On 'proving' that $\langle x,y_1,\ldots,y_n | [x, y_1 \cdots y_n] = 1 \rangle \simeq \mathbb Z^2$.

Question

As the title says, I want to prove that $G:= \langle x,y_1,\ldots,y_n \mid [x, y_1 \cdots y_n] = 1 \rangle \simeq \mathbb Z^2$ algebraically.

Edit: well, this is embarrassing. That is not what I want, because it is not true (and that is why I asked this in the first place, it seemed quite suspicious). So:

Where have I messed up in my proof?

Edit': I have found the error in what follows, it is now added as an answer.

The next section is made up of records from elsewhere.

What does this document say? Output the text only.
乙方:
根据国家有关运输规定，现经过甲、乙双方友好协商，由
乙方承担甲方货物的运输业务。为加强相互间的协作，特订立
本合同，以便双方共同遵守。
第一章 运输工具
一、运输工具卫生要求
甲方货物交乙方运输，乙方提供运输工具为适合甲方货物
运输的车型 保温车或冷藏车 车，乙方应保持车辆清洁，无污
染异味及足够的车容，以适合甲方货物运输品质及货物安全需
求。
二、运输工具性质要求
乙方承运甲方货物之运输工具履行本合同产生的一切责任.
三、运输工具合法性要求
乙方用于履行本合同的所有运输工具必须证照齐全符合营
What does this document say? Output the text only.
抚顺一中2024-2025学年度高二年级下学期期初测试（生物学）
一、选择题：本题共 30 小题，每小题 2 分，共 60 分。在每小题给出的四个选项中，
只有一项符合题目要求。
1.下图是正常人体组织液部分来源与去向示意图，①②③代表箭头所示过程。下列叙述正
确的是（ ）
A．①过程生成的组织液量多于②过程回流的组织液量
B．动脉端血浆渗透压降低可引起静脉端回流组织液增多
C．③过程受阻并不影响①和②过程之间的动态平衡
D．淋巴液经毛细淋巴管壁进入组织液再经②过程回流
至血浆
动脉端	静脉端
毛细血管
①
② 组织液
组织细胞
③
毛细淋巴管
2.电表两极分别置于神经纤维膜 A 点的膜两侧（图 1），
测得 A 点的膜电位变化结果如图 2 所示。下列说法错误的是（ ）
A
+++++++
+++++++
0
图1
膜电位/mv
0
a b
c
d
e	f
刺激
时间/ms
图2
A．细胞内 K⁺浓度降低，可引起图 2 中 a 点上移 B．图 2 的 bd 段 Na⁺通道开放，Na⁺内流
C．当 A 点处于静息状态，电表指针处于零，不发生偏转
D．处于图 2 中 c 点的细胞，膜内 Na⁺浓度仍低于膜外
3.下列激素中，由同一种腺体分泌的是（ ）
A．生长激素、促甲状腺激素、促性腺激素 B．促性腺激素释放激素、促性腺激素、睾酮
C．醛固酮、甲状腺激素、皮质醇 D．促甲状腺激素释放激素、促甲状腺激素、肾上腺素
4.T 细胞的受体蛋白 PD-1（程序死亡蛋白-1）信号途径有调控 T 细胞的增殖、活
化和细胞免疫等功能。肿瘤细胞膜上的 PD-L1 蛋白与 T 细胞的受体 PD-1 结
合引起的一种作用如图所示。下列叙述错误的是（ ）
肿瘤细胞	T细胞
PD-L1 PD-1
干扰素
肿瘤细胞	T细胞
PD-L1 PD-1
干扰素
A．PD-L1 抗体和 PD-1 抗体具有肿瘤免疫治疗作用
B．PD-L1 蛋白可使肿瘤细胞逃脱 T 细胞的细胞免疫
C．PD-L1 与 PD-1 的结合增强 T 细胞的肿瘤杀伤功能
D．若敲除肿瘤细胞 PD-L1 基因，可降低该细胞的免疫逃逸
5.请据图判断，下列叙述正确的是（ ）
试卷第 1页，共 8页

Consider a regular $2(n+1)$-gon $P$ whose edges are labeled $x,y_1,\ldots,y_n,x^{-1},y_n^{-1},\ldots,y_1^{-1}$, say, clockwise. The quotient $X$ of $P$ that identifies the edges of $\partial P$ according to this labeling gives a torus: we can "fold" $P$ so that each edge $y_i$ matches the edge labeled with its inverse. This produces a tube whose boundary corresponds to the edges labeled $x$ and $x^{-1}$ respectively, and the orientation is coherent with the torus (i.e. we do not get a Klein bottle). Hence $\pi_1(X) \simeq \mathbb Z^2$. On the other hand, a straightforward analysis via van Kampen with $U = X \setminus \{[p]\}, p \not \in \partial P$ and and $V$ (the projection of) a disk around $p$ yields $ \pi_1(X) \simeq G$.

Answer 1

Doesn’t $x\mapsto 1$ give an epinorphism from $ G$ to the free group on $n$ generators $y_1,\ldots,y_n$?

Answer 2

For completion's sake: the space $X$ is indeed a torus, the mistake was thinking that puncturing $X$ would retract to a wedge of $n+1$ copies of $S^1$ hence yielding the claimed presentation.

That is not the case; we have $U \simeq S^1 \vee S^1$ which agrees with the fact that $\pi_1(X) \simeq \mathbb Z^2$.